Some basics of schema design in Cassandra

Cassandra is very similar to relational databases when it comes to tables and columns. First a table has to be created along with the columns and types before data can be inserted into it. Cassandra has a query language called CQL(Cassandra query language) similar to SQL. There is a notion of partition key in Cassandra which is similar to primary key in relational database. The table is partitioned across nodes based on the hash value of the partition key in Cassandra. The primary difference between Cassandra and relational db comes in the queries that can be answered. In relational database the WHERE clause can have arbitrary column whereas in Cassandra it must have the partition key. The query could have other conditions along with the partition key in Cassandra. This is because Cassandra needs to know the partition in which the row or data resides before it can answer queries on it.
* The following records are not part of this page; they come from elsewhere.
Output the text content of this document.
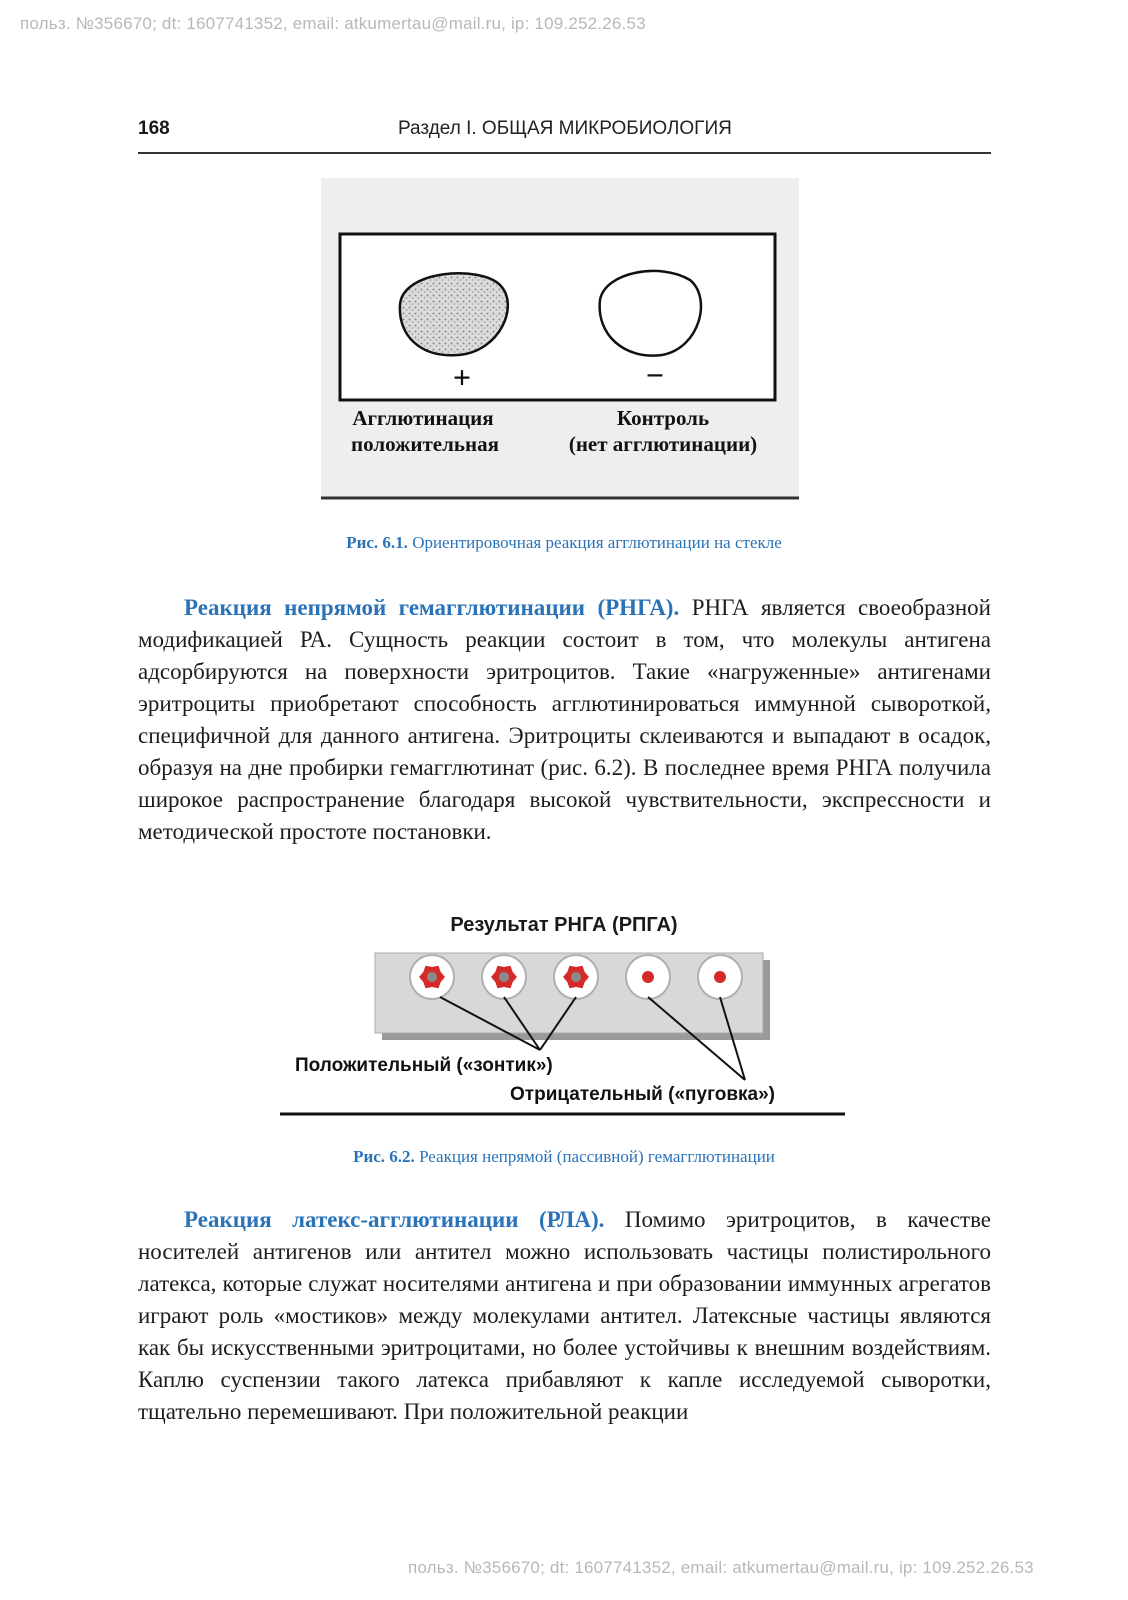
польз. №356670; dt: 1607741352, email: atkumertau@mail.ru, ip: 109.252.26.53
168	Раздел I. ОБЩАЯ МИКРОБИОЛОГИЯ
+	−
Агглютинация
положительная
Контроль
(нет агглютинации)
Рис. 6.1. Ориентировочная реакция агглютинации на стекле
Реакция непрямой гемагглютинации (РНГА). РНГА является своеобразной модификацией РА. Сущность реакции состоит в том, что молекулы антигена адсорбируются на поверхности эритроцитов. Такие «нагруженные» антигенами эритроциты приобретают способность агглютинироваться иммунной сывороткой, специфичной для данного антигена. Эритроциты склеиваются и выпадают в осадок, образуя на дне пробирки гемагглютинат (рис. 6.2). В последнее время РНГА получила широкое распространение благодаря высокой чувствительности, экспрессности и методической простоте постановки.
Результат РНГА (РПГА)
Положительный («зонтик»)
Отрицательный («пуговка»)
Рис. 6.2. Реакция непрямой (пассивной) гемагглютинации
Реакция латекс-агглютинации (РЛА). Помимо эритроцитов, в качестве носителей антигенов или антител можно использовать частицы полистирольного латекса, которые служат носителями антигена и при образовании иммунных агрегатов играют роль «мостиков» между молекулами антител. Латексные частицы являются как бы искусственными эритроцитами, но более устойчивы к внешним воздействиям. Каплю суспензии такого латекса прибавляют к капле исследуемой сыворотки, тщательно перемешивают. При положительной реакции
польз. №356670; dt: 1607741352, email: atkumertau@mail.ru, ip: 109.252.26.53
The Cassandra tables for each of the backend in Keystone is described below.

Identity

The identity backend of Keystone holds data for users, groups and user-group membership. There are three tables in relational db for holding this data.

user
group
user_group_membership

user

The table for user looks something like this in MySql.

CREATE TABLE `user` (

 `id` varchar(64) NOT NULL,
 `name` varchar(255) NOT NULL,
 `extra` text,
 `password` varchar(128) DEFAULT NULL,
 `enabled` tinyint(1) DEFAULT NULL,
 `domain_id` varchar(64) NOT NULL,
 `default_project_id` varchar(64) DEFAULT NULL,
 PRIMARY KEY (`id`),
 UNIQUE KEY `ixu_user_name_domain_id` (`domain_id`,`name`),
 CONSTRAINT `fk_user_domain_id` FOREIGN KEY (`domain_id`) REFERENCES `domain` (`id`)

)

Operations

create_user(user_id, user)

delete_user(user_id)

update_user(domain_id, user_id, user)

get_user(user_id)

get_user_by_name(domain_id, name)

list_users(domain_id)

From the operations it is evident that the data for user is queried on three columns. i.e. (domain_id, name) and (user_id). Based on this information, the equivalent of this table in Cassandra would consist of two tables. The first one would have (domain_id, name) as primary key and domain_id would be the partition key in this table. The second table would have (user_id) as partition key. All the insert, update and delete for user table goes to these two table.